Are convex polytopes closed in arbitrary metric spaces?

Question

Let $(X,d)$ be a metric space. For all points $x,y \in X$ we define the metric segment between them as the following set:

$$\left [ x,y \right ] = \left \{ z \in X : d(x,z)+d(z,y)=d(x,y)\right \}$$

We then say that a set $S\subseteq X$ is convex if for all $x,y \in S$ it holds true that $\left [ x,y \right ] \subseteq S$.

It can be easily shown that arbitrary intersection of convex sets in metric spaces is a convex set. Therefore, for each subset $S \subseteq X$ of a metric space $(X,d)$ we define its convex hull as the set $\mathrm{conv}(S)=\bigcap_{}^{} \left \{ U \supseteq S : U \; \mathrm{convex} \right \}$.

We say that a set is a convex polytope if it is a convex hull of a finite set.

My question is are convex polytopes in metric spaces closed sets?

Answer 1

A (perhaps) simplified version of what Eric Wofsey wrote. Define $X_1=\Bbb Q^2\cap [0,1]^2$ and $X_2=\{x\in [0,1]^2\,:\, x\text{ isn't on any line that joins two points of }\Bbb Q^2\}$

Notice that $X_2$ is dense in $[0,1]^2$ (say, because of Baire category theorem).

Call $X=X_1\cup X_2$, with the metric induced by $\Bbb R^2$. Notice that, since $[x,y]$ only depends on the distance, given $S\subseteq (M,d)$ with the subspace metric and $x,y\in S$, $[x,y]_S=[x,y]_M\cap S$. This makes it clear that $X_1$ is convex in $X$. It's also obvious that it's contained in all $X$-convex sets containing the corners of $[0,1]^2$.
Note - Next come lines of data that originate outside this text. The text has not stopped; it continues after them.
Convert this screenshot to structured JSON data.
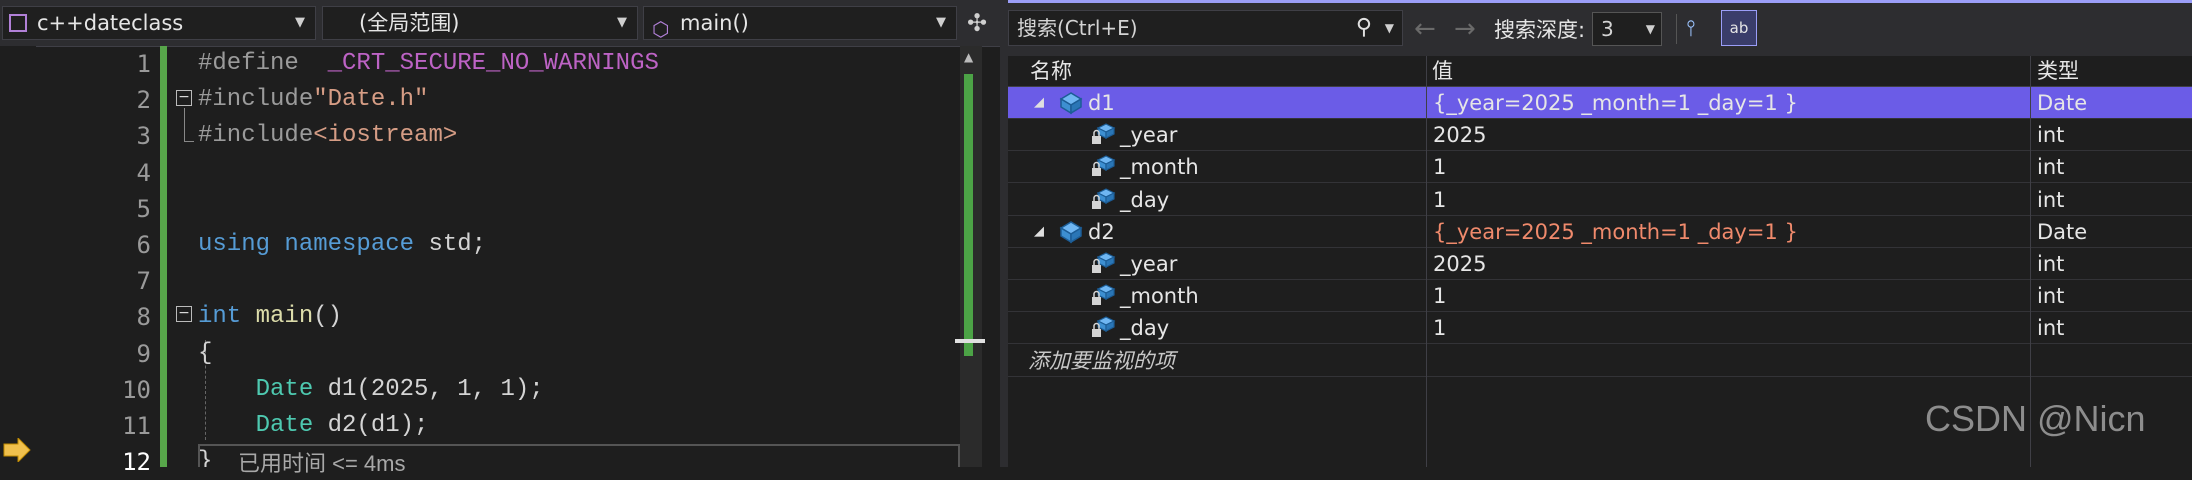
{
  "editor": {
    "project": "c++dateclass",
    "scope": "(全局范围)",
    "function": "main()",
    "line_numbers": [
      "1",
      "2",
      "3",
      "4",
      "5",
      "6",
      "7",
      "8",
      "9",
      "10",
      "11",
      "12"
    ],
    "current_line": "12",
    "lines": [
      [
        {
          "t": "#define  ",
          "c": "pp"
        },
        {
          "t": "_CRT_SECURE_NO_WARNINGS",
          "c": "mac"
        }
      ],
      [
        {
          "t": "#include",
          "c": "pp"
        },
        {
          "t": "\"Date.h\"",
          "c": "str"
        }
      ],
      [
        {
          "t": "#include",
          "c": "pp"
        },
        {
          "t": "<iostream>",
          "c": "str"
        }
      ],
      [],
      [],
      [
        {
          "t": "using ",
          "c": "kw"
        },
        {
          "t": "namespace ",
          "c": "kw"
        },
        {
          "t": "std;",
          "c": "tx"
        }
      ],
      [],
      [
        {
          "t": "int ",
          "c": "kw"
        },
        {
          "t": "main",
          "c": "fn"
        },
        {
          "t": "()",
          "c": "tx"
        }
      ],
      [
        {
          "t": "{",
          "c": "tx"
        }
      ],
      [
        {
          "t": "    Date ",
          "c": "ty"
        },
        {
          "t": "d1(2025, 1, 1);",
          "c": "tx"
        }
      ],
      [
        {
          "t": "    Date ",
          "c": "ty"
        },
        {
          "t": "d2(d1);",
          "c": "tx"
        }
      ],
      [
        {
          "t": "}",
          "c": "tx"
        }
      ]
    ],
    "elapsed_hint": "已用时间 <= 4ms"
  },
  "watch": {
    "search_placeholder": "搜索(Ctrl+E)",
    "depth_label": "搜索深度:",
    "depth_value": "3",
    "columns": {
      "name": "名称",
      "value": "值",
      "type": "类型"
    },
    "rows": [
      {
        "name": "d1",
        "value": "{_year=2025 _month=1 _day=1 }",
        "type": "Date",
        "level": 0,
        "expanded": true,
        "selected": true,
        "changed": false
      },
      {
        "name": "_year",
        "value": "2025",
        "type": "int",
        "level": 1,
        "selected": false,
        "changed": false
      },
      {
        "name": "_month",
        "value": "1",
        "type": "int",
        "level": 1,
        "selected": false,
        "changed": false
      },
      {
        "name": "_day",
        "value": "1",
        "type": "int",
        "level": 1,
        "selected": false,
        "changed": false
      },
      {
        "name": "d2",
        "value": "{_year=2025 _month=1 _day=1 }",
        "type": "Date",
        "level": 0,
        "expanded": true,
        "selected": false,
        "changed": true
      },
      {
        "name": "_year",
        "value": "2025",
        "type": "int",
        "level": 1,
        "selected": false,
        "changed": false
      },
      {
        "name": "_month",
        "value": "1",
        "type": "int",
        "level": 1,
        "selected": false,
        "changed": false
      },
      {
        "name": "_day",
        "value": "1",
        "type": "int",
        "level": 1,
        "selected": false,
        "changed": false
      }
    ],
    "add_item_placeholder": "添加要监视的项"
  },
  "watermark": "CSDN @Nicn",
  "colors": {
    "accent": "#6b5ce7",
    "changed_value": "#f08a6c",
    "change_bar": "#57a64a"
  }
}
Therefore $X_1=\operatorname{conv}_X\{(0,1)(0,0),(1,0),(1,1)\}$, but it isn't closed. In fact, it's dense with dense complement.

Answer 2

Take three noncollinear points $x,y,z\in\mathbb{R}^2$. Recall that every point in the triangle formed by $x,y,z$ can be written uniquely in barycentric coordinates as $ax+by+cz$ where $a,b,c\in[0,1]$ and $a+b+c=1$. Let $X$ be the set of such points whose barycentric coordinates $(a,b,c)$ are all rational. Note that for any point on a line segment between two points of $X$, the three barycentric coordinates are linearly dependent over $\mathbb{Q}$. In particular, there is a point $p$ in the triangle that is not on any line segment between points of $X$ (just take the first two barycentric coordinates to be small irrationals $a$ and $b$ such that $\{1,a,b\}$ is linearly independent).

Now consider $X$ as a subset of the metric space $Y=X\cup\{p\}$ (with the Euclidean metric). Then $X$ is the convex hull of $\{x,y,z\}$ in $Y$, but $X$ is not closed in $Y$.